Yes. Think of the inch. It seems defined, but it's not because there's no exact definition of an inch. Because there's no exact definition of any measure of any point in space. It's not only a conjured system meant to measure actual reality, it's only an approximation of it. We agree to call a particular stretch of space an inch, and it works well enough to build with, but when you get down to the microscopic verification of it (say, trying to apply these functions towards manipulating things at their very basic levels) it doesn't exist. In a way, that might be why we can't bridge macro and microphysics. We've been using an understanding that works to a certain degree, but was never really...accurate. < opinions here

The inch works for most of our purposes of working with the restrictions of our eyes. If you need measurement that's more precise than the inch, you don't use the inch. But if you need measurement that's more precise than what we can perceive with the naked eye, obviously any measurement systems designed for the naked eye will not work.

Well, that depends on what you mean by accurate.

I think of justice in the same way. Justice is not defined. It's very arbitrary. Justice is tied to our opinions of morals and these change with time and situation. At one point murder is okay. At another point it's not. While it seems we are progressing to a refined interpretation of justice, we aren't. Only, perhaps, a more unified opinion of an abstract, virtually non-existent concept. Basically, we conjure nothing, call it something, and attempt to define it. But since it is nothing the only basis of it is what we think of it and that is always subject to change with time and situation. It's an opinion based on opinions. At least in my view of it...
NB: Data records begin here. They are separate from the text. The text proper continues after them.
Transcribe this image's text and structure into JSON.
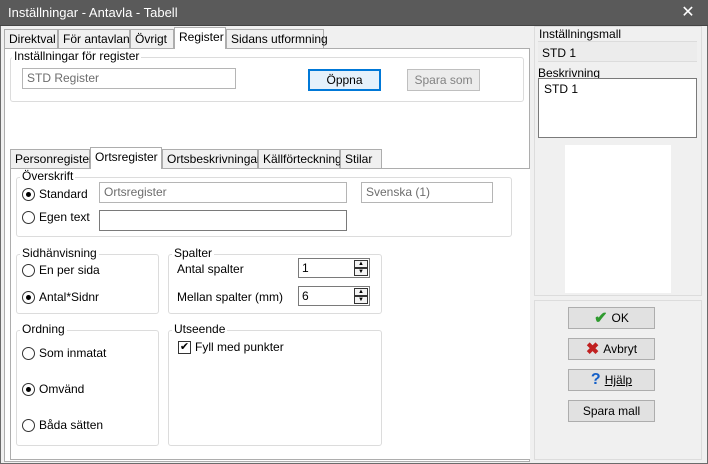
{
  "window": {
    "title": "Inställningar - Antavla - Tabell",
    "close_glyph": "✕"
  },
  "top_tabs": [
    "Direktval",
    "För antavlan",
    "Övrigt",
    "Register",
    "Sidans utformning"
  ],
  "register_settings": {
    "legend": "Inställningar för register",
    "name_value": "STD Register",
    "open_label": "Öppna",
    "save_as_label": "Spara som"
  },
  "sub_tabs": [
    "Personregister",
    "Ortsregister",
    "Ortsbeskrivningar",
    "Källförteckning",
    "Stilar"
  ],
  "heading": {
    "legend": "Överskrift",
    "standard_label": "Standard",
    "standard_value": "Ortsregister",
    "language_value": "Svenska (1)",
    "own_text_label": "Egen text",
    "own_text_value": ""
  },
  "page_ref": {
    "legend": "Sidhänvisning",
    "opt1": "En per sida",
    "opt2": "Antal*Sidnr"
  },
  "columns": {
    "legend": "Spalter",
    "count_label": "Antal spalter",
    "count_value": "1",
    "gap_label": "Mellan spalter (mm)",
    "gap_value": "6"
  },
  "order": {
    "legend": "Ordning",
    "opt1": "Som inmatat",
    "opt2": "Omvänd",
    "opt3": "Båda sätten"
  },
  "appearance": {
    "legend": "Utseende",
    "fill_label": "Fyll med punkter",
    "check_glyph": "✔"
  },
  "template": {
    "title": "Inställningsmall",
    "value": "STD 1",
    "desc_label": "Beskrivning",
    "desc_value": "STD 1"
  },
  "buttons": {
    "ok": "OK",
    "cancel": "Avbryt",
    "help": "Hjälp",
    "save_template": "Spara mall",
    "ok_glyph": "✔",
    "cancel_glyph": "✖",
    "help_glyph": "?"
  },
  "icons": {
    "ok": "check-icon",
    "cancel": "cross-icon",
    "help": "question-icon",
    "close": "close-icon"
  },
  "colors": {
    "titlebar": "#5a5a5a",
    "ok_icon": "#2e9a2e",
    "cancel_icon": "#c02020",
    "help_icon": "#1560c8",
    "focus": "#0078d7"
  }
}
Here is where you and I possibly differ. I don't believe that the justice of Sharia is as "legitimate" for lack of a better word as our justice system. I don't believe that the way freedom of speech is handled in the UK and Canada is better how it is handled here. I'm not a moral relativist.

Abstractions can be more real than the things they represent. It appears to me that abstractions you pull from 100 different relationships in a given generation are more real than the non-fiction account of one relationship. And abstractions pulled from comparing and contrasting 2000 relationships over the course of 10 generations are more real than the 100 over a single generation.

The number 1 might be more real as it can represent anything.